Voici exactement quatre ans que les Allemands sont à Rennes. Le 18 juin 1944 est un dimanche ensoleillé. Mais, dès le petit matin, une alerte réveille les Rennais, puis une seconde ceux qui n'auraient pas encore été réveillés. Des vagues d'avions bombardent la gare de triage de la plaine de Baud et la gare. On entend sans arrêt les explosions des bombes à retardement. A 10 heures, une troisième alerte suivie de bombes qui tombent dans la quartier de la rue de l'Alma, rue de Châtillon, rue de La Motte Picquet[2].

Forteresse B-26 Marauder (de Wikimedia Commons)

Ce sont des P. 47 américains du 404e squadron et du 508e squadron qui escortent des B-26. Le compte rendu du premier squadron indique avoir manqué le rendez-vous avec les bombardiers B-26 mais n'avoir pas manqué les voies ferrées de Rennes. Le rapport du second squadron fait état d'une mission assez inhabituelle : servir d'escorte à des B-26 puis bombarder en piqué la gare de triage de Rennes. Les résultats des P-47 auraient été plus précis que ceux des bombardiers lourds. La seconde mission de ce jour concerna le maquis de Saint-Marcel[3].

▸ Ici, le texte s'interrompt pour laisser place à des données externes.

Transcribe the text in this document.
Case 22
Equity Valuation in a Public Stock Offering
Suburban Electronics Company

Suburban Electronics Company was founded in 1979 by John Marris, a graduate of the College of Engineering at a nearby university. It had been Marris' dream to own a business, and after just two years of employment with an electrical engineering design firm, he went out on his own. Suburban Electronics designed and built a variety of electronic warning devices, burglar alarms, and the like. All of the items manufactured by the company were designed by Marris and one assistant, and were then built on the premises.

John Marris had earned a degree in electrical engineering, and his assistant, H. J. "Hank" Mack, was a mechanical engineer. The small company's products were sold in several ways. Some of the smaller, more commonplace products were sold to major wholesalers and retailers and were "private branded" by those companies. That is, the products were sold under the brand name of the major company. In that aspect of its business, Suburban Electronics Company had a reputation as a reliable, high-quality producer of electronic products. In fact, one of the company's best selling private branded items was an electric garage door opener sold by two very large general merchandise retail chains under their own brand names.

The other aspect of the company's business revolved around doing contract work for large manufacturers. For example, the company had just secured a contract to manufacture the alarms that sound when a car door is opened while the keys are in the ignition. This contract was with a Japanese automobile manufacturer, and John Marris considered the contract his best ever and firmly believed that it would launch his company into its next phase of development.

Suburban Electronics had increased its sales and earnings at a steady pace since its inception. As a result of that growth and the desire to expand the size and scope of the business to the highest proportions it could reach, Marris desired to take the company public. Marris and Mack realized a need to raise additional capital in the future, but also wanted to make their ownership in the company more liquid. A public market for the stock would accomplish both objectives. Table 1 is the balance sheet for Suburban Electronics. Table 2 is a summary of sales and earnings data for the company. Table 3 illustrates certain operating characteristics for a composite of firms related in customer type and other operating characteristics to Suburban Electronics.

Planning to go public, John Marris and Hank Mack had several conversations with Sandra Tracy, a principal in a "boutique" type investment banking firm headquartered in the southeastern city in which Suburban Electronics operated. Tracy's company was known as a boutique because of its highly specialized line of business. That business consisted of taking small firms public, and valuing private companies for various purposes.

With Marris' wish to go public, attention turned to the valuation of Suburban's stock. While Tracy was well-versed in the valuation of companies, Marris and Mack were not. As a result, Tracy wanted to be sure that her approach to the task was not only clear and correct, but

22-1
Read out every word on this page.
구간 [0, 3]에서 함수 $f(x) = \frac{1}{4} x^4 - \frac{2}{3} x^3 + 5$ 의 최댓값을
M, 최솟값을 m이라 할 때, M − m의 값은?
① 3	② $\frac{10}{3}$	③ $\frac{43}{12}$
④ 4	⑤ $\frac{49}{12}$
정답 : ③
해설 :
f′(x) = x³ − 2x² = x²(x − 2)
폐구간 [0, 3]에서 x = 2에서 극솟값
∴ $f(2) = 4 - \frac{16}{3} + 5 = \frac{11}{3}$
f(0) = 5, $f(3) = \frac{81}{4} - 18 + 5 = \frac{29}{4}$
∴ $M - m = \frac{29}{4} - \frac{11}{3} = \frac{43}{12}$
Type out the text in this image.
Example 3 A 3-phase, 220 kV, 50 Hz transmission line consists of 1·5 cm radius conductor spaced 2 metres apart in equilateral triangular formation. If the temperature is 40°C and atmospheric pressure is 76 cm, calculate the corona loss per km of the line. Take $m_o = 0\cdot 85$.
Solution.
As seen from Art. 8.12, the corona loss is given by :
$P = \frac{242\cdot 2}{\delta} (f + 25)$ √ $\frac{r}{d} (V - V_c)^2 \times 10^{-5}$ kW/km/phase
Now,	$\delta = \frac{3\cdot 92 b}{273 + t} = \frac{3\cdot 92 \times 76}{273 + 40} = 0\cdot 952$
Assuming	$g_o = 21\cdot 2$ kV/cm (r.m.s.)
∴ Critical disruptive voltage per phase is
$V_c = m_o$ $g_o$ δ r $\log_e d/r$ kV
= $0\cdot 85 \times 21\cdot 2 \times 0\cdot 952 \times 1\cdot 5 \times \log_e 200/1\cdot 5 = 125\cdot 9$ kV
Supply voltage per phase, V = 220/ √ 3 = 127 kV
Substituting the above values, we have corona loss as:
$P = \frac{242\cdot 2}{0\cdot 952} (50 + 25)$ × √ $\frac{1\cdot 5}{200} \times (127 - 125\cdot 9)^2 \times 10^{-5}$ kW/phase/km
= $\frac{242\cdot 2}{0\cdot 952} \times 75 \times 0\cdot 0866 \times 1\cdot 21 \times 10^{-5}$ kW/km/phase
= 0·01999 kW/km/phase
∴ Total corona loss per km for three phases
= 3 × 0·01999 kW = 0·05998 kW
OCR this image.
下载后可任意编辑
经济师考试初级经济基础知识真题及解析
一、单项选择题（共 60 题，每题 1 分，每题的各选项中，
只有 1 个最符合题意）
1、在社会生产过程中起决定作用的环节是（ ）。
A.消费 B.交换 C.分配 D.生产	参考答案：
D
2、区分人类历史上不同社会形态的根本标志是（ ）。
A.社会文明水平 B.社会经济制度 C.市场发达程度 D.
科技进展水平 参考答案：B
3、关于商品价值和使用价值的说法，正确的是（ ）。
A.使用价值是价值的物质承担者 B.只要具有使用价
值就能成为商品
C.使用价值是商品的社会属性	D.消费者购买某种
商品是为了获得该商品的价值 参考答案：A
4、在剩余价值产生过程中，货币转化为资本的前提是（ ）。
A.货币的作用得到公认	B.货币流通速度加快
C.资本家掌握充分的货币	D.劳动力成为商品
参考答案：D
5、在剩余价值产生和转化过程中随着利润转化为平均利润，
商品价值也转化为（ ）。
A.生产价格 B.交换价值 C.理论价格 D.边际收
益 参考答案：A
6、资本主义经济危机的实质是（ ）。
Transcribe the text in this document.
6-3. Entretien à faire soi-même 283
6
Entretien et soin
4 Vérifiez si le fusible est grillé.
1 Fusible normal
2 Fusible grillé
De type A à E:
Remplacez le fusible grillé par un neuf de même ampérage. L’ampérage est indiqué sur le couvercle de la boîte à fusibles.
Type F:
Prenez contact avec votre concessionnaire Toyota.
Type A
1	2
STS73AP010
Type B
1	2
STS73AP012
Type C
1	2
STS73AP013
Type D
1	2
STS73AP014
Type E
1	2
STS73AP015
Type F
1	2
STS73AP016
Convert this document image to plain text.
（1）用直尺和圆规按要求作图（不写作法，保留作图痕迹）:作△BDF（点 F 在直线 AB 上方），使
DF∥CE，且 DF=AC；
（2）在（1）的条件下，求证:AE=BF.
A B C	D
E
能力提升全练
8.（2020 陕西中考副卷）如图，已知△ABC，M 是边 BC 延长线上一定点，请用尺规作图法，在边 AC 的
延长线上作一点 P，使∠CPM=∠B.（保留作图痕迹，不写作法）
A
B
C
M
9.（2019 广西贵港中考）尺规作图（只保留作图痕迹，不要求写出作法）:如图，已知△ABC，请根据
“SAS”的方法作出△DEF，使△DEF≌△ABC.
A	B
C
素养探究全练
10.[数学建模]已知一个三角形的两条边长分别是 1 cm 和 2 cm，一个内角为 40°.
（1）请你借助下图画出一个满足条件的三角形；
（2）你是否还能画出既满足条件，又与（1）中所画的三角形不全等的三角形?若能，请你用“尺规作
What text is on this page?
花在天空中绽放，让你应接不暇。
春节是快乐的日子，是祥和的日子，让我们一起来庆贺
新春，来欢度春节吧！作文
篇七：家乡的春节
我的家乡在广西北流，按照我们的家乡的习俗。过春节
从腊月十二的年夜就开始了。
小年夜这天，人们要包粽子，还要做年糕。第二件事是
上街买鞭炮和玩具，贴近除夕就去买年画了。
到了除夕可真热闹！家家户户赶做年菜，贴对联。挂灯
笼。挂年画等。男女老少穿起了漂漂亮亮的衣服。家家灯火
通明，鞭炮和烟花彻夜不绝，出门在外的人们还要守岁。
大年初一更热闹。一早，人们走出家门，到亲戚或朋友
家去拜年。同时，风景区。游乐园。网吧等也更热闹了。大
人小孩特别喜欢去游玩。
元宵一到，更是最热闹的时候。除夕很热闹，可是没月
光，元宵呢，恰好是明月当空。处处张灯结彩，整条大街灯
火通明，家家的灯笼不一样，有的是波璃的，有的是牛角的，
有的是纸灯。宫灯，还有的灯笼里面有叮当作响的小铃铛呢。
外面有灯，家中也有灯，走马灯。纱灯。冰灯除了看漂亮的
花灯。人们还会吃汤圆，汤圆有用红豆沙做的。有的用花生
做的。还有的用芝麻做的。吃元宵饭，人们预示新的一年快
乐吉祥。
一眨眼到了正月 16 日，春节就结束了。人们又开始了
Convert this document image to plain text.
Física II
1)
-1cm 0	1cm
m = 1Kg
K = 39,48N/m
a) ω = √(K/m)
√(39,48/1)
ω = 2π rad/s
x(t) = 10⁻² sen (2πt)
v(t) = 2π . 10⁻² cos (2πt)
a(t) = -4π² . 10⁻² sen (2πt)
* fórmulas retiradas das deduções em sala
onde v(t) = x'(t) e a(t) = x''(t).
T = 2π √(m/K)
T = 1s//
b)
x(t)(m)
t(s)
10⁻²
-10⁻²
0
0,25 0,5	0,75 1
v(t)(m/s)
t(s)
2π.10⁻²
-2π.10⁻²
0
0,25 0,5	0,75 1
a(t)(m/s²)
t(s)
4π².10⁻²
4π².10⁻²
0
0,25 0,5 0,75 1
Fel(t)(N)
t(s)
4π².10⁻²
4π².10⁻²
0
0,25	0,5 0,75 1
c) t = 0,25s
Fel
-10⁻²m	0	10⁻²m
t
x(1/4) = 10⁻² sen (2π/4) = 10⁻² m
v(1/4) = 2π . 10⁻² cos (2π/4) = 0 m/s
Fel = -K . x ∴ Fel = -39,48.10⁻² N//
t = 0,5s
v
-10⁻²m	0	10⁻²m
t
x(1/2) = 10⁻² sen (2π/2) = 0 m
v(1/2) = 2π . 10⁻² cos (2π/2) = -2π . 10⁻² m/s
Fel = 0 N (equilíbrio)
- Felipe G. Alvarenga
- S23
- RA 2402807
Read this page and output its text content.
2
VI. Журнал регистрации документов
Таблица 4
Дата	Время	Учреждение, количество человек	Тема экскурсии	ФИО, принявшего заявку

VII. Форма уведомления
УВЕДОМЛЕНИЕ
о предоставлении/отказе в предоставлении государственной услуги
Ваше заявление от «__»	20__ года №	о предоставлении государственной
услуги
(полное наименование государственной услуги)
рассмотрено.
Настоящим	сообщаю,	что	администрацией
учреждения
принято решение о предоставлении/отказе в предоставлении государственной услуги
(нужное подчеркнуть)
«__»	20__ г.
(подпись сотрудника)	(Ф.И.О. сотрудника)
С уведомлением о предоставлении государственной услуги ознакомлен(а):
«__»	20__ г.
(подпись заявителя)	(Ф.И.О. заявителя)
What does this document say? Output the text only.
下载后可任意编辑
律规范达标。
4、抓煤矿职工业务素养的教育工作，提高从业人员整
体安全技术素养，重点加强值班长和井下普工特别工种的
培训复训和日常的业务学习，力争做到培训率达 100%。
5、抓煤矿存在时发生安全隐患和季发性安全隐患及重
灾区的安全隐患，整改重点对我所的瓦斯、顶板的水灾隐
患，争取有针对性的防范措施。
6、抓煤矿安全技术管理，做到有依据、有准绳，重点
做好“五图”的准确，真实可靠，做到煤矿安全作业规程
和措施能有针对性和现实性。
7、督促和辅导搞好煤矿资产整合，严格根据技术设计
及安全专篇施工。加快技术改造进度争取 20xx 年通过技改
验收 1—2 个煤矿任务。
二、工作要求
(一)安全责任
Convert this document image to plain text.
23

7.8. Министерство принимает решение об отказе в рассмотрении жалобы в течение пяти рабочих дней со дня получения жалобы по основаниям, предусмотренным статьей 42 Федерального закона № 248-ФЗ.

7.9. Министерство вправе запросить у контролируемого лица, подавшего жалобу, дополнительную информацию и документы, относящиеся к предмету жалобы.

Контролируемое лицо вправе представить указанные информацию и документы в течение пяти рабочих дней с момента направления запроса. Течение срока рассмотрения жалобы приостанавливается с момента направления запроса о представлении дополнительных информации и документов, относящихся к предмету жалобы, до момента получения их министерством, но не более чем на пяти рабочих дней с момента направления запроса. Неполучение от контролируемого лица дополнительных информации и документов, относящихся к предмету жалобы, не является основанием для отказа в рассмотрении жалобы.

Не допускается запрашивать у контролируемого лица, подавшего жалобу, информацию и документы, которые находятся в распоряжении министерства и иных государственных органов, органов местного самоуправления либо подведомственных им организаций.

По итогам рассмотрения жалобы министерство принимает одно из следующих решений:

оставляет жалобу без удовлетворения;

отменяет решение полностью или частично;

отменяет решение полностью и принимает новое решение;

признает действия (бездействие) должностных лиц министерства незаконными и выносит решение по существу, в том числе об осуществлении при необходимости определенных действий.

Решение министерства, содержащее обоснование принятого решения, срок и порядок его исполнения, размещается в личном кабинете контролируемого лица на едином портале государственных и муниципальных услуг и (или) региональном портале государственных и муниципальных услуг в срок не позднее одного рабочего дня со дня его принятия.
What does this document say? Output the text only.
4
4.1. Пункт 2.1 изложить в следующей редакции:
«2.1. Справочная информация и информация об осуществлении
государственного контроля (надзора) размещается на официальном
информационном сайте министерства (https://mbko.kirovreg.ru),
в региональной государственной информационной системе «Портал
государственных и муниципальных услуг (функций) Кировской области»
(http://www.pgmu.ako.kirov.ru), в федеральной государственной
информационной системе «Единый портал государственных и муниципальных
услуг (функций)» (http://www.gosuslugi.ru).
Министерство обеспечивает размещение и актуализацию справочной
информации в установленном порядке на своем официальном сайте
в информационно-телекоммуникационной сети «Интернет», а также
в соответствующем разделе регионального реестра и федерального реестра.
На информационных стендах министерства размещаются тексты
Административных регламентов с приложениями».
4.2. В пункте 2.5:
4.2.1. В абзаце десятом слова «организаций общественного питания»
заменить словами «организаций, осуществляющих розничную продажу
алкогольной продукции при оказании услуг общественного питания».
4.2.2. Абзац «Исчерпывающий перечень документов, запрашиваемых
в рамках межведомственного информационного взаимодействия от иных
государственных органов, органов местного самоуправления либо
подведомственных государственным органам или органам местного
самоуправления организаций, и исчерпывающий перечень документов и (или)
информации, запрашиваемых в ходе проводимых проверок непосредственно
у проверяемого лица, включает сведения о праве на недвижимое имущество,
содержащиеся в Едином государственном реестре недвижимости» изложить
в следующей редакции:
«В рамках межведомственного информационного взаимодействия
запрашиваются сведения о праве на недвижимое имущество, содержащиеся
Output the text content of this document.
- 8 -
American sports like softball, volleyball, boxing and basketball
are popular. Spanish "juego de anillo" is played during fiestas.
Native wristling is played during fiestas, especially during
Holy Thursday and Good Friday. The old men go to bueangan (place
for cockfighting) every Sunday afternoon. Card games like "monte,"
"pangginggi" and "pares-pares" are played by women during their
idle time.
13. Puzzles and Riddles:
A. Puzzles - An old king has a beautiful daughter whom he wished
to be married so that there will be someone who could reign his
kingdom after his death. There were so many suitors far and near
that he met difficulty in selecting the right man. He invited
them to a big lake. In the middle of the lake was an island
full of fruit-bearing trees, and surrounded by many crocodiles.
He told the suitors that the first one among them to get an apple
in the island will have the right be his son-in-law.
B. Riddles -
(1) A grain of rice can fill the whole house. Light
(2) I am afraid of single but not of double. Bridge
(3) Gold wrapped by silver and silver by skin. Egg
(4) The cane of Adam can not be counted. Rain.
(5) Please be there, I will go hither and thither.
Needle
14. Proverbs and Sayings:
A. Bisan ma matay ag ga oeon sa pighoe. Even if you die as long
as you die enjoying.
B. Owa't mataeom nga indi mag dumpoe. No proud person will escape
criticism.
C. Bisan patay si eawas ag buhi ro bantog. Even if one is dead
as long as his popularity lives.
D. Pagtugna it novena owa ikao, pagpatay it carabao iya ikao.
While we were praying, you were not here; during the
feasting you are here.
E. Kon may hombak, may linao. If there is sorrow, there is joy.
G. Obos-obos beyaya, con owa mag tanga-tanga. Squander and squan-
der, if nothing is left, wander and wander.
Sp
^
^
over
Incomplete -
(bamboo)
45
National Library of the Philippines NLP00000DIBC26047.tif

L'après-midi de ce jour, il y eut quatre autres alertes en trois heures et des bombes seraient tombées sur Saint-Laurent et le champ de courses occasionnant quatre décès[4]. Ces bombardements du 18 juin ne sont pas mentionnés dans les journaux du lendemain et du surlendemain alors qu'il est fait état de la journée de prières tenue ce 18 juin à Saint-Laurent pour la protection de la cité, avec messe, grand'messe suivie de vêpres à 17 h 00, en présence de Mgr Roques et suivis par une grande foule.

Le 21 juin, le maire de Rennes écrit aux artisans des environs pour leur demander de faire des cercueils de bois blanc, car les cercueils étant "réquisitionnés par l'armée d'occupation, la ville de Rennes est obligée d'enterrer ses morts (et particulièrement les victimes des bombardements, à même la terre, dans une fosse commune!)". Par lettre du 26 juin, l’entreprise Roger Amiot, de Bruz, qui a déjà "fourni" après le Bombardement de Bruz du 8 mai 1944 , propose la confection d'au moins 25 cercueils en sapin au prix unitaire de 775 F, mais ne peut donner de délai en raison des coupures d’électricité et de la réticence des voituriers qui « ne tiennent plus à aller à Rennes »[5].

Dernier appel à ceux qui ont fui (Ouest-Eclair 23.06.1944)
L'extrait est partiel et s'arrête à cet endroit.